For both humans and LLMs.
Can’t read a book unless you pay your fees, and those fees will bankrupt anyone who isn’t the 1%.
If anyone can’t see where this is going…
No, the author of the book that inspired you would point to the elements that are the same between his work and yours and assert that you copied them from his work. The burden is now on you as the defendant to show that either those elements aren’t subject to copyright (eg. Scènes à faire) or that you didn’t copy them (which is almost impossible to do once you’ve admitted you’d read his work). This isn’t even new law, it’s why editors and authors don’t read unsolicited works. Editors in fact have a secretary or assistant whose sole job is to pick any unsolicited manuscripts out of the incoming mail and return them to sender unopened with the editor never even knowing they arrived. Showing that you never had access to a work is much easier than proving that you didn’t copy from it.
You don't have to register to have a copyright
Anything you write is copyrighted when you write it. But if you’re going to go to court, you generally have to prove when you wrote it. Registration is a convenient way to do that. But there is also the “poor man’s registration” — put your document in a sealed envelope and mail it to yourself.
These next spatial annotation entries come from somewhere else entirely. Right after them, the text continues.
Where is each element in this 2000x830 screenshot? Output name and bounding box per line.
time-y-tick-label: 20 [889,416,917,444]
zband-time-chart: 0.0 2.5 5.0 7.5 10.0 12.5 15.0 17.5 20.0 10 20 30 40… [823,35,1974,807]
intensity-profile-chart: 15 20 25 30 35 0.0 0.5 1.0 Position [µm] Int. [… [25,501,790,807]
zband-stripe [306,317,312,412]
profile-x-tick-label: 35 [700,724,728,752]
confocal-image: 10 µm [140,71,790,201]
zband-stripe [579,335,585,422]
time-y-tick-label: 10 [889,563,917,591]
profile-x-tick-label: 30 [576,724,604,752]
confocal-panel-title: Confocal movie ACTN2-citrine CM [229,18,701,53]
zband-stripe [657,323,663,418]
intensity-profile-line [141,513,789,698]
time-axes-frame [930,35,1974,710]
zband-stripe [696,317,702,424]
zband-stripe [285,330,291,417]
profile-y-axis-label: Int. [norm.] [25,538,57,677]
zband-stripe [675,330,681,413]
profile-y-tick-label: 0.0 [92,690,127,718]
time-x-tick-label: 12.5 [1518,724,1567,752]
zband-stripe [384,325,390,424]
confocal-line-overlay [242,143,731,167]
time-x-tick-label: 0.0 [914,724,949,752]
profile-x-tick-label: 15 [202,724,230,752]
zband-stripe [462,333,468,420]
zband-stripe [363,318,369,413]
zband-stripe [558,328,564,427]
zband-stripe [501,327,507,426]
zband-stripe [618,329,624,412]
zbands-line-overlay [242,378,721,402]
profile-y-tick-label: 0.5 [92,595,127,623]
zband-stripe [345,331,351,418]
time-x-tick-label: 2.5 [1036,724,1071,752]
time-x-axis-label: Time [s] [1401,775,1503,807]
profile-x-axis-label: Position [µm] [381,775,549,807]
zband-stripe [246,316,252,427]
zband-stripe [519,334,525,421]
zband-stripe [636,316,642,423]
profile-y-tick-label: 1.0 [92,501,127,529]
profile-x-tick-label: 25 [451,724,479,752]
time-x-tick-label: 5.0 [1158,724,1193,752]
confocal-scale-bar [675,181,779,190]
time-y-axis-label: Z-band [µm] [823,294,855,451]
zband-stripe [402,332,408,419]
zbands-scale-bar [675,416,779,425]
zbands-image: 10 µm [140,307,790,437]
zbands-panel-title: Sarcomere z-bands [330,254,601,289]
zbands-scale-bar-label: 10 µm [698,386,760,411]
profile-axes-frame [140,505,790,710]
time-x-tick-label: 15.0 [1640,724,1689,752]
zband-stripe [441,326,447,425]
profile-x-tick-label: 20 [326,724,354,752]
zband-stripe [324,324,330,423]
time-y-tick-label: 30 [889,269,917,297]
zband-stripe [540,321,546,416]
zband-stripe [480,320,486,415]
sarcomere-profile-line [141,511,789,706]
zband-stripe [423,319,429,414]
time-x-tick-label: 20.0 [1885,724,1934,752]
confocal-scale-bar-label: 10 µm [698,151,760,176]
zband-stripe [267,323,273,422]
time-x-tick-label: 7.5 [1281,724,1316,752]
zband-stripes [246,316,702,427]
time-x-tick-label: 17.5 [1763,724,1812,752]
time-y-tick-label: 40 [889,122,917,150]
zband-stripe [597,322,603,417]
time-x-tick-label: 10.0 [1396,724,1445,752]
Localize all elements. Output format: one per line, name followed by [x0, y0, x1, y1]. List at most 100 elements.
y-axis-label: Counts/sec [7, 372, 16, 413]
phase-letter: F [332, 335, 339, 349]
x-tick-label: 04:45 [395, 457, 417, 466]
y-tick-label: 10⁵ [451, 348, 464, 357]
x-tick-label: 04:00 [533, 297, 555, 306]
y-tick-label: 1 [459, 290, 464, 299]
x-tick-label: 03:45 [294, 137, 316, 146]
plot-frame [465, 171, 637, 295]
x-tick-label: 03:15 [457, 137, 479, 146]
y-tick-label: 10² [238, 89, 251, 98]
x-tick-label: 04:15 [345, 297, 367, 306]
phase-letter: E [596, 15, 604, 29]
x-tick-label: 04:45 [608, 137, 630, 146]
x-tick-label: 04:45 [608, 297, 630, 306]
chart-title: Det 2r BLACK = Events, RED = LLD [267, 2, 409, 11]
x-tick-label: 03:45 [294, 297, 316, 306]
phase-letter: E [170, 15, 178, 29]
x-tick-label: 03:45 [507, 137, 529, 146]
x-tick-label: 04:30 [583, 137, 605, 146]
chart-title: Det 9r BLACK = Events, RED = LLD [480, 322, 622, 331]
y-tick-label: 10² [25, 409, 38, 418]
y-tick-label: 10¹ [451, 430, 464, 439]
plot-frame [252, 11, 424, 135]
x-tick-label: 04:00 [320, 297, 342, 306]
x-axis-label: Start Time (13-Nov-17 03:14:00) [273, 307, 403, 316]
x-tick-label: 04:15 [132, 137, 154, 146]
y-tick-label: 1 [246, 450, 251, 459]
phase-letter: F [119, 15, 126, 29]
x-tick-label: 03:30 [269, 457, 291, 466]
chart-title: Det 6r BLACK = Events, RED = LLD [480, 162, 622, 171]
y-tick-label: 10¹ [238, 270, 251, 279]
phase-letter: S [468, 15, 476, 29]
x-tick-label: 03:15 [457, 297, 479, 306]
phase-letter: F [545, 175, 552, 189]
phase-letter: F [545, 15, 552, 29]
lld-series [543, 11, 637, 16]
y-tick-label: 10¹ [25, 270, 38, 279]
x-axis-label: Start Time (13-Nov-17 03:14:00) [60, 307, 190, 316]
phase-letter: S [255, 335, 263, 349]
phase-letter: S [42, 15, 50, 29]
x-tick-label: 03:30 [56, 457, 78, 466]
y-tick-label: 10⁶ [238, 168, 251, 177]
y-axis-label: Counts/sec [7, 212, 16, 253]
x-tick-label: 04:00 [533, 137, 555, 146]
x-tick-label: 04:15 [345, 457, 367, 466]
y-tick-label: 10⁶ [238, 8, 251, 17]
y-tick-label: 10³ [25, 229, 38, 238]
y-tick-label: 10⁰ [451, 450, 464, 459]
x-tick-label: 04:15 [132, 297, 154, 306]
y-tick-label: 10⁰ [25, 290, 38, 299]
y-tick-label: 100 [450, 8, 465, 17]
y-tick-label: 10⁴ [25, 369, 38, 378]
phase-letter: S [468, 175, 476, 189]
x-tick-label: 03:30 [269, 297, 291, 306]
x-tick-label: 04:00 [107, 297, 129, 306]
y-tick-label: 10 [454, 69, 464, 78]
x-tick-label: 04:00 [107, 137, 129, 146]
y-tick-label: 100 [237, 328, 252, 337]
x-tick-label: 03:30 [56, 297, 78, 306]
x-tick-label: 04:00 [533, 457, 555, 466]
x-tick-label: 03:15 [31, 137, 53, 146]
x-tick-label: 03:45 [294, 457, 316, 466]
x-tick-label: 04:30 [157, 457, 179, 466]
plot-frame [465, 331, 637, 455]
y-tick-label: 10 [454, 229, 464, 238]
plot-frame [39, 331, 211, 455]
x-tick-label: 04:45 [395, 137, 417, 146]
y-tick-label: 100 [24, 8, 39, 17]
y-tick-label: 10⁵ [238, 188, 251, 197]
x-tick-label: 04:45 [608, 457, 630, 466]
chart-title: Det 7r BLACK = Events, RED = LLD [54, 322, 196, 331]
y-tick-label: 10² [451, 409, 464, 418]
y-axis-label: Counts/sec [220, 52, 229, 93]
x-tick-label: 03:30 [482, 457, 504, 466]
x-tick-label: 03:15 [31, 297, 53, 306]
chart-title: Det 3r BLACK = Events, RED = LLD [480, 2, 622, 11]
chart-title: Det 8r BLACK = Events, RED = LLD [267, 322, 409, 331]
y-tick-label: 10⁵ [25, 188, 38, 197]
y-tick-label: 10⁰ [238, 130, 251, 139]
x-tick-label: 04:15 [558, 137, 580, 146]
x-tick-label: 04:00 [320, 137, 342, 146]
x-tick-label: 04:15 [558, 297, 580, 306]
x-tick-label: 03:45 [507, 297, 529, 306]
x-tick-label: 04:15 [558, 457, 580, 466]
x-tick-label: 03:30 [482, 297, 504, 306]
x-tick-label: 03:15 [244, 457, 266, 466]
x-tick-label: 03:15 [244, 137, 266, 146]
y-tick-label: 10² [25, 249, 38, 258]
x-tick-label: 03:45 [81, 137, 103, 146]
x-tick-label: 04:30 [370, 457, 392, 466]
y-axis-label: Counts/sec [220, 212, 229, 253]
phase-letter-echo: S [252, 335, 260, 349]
The postmark then has a date on it.
Not true in the US. See Title 17 U.S. Code, Section 411 and the SCOTUS ruling in Fourth Estate Public Benefit Corp. v. Wall-Street.com.
The Plaintiff’s lawyers asserted they were not pressing copyright act claims (for the unregistered works), and I am not a lawyer, so I am unclear:
The claims were dismissed with prejudice.
… but if they were not claiming copyright act, can the plaintiffs get their copyrights registered, and THEN pursue copyright claims (Fourth Estate mentions “pursuing claims for infringement prior to registration”)?
The lawyers in oral said they were not pursuing copyright for those (dismissed with prejudice) claims. Are they barred by res judicata for having been raised and dismissed here? Or do the lawyers get to weasel out (“Oh, no, we weren’t pursuing copyright claims for those guys THEN, but we are NOW”)?
A judge who isn’t completely insane, phew. I hope the other cases are as lucky.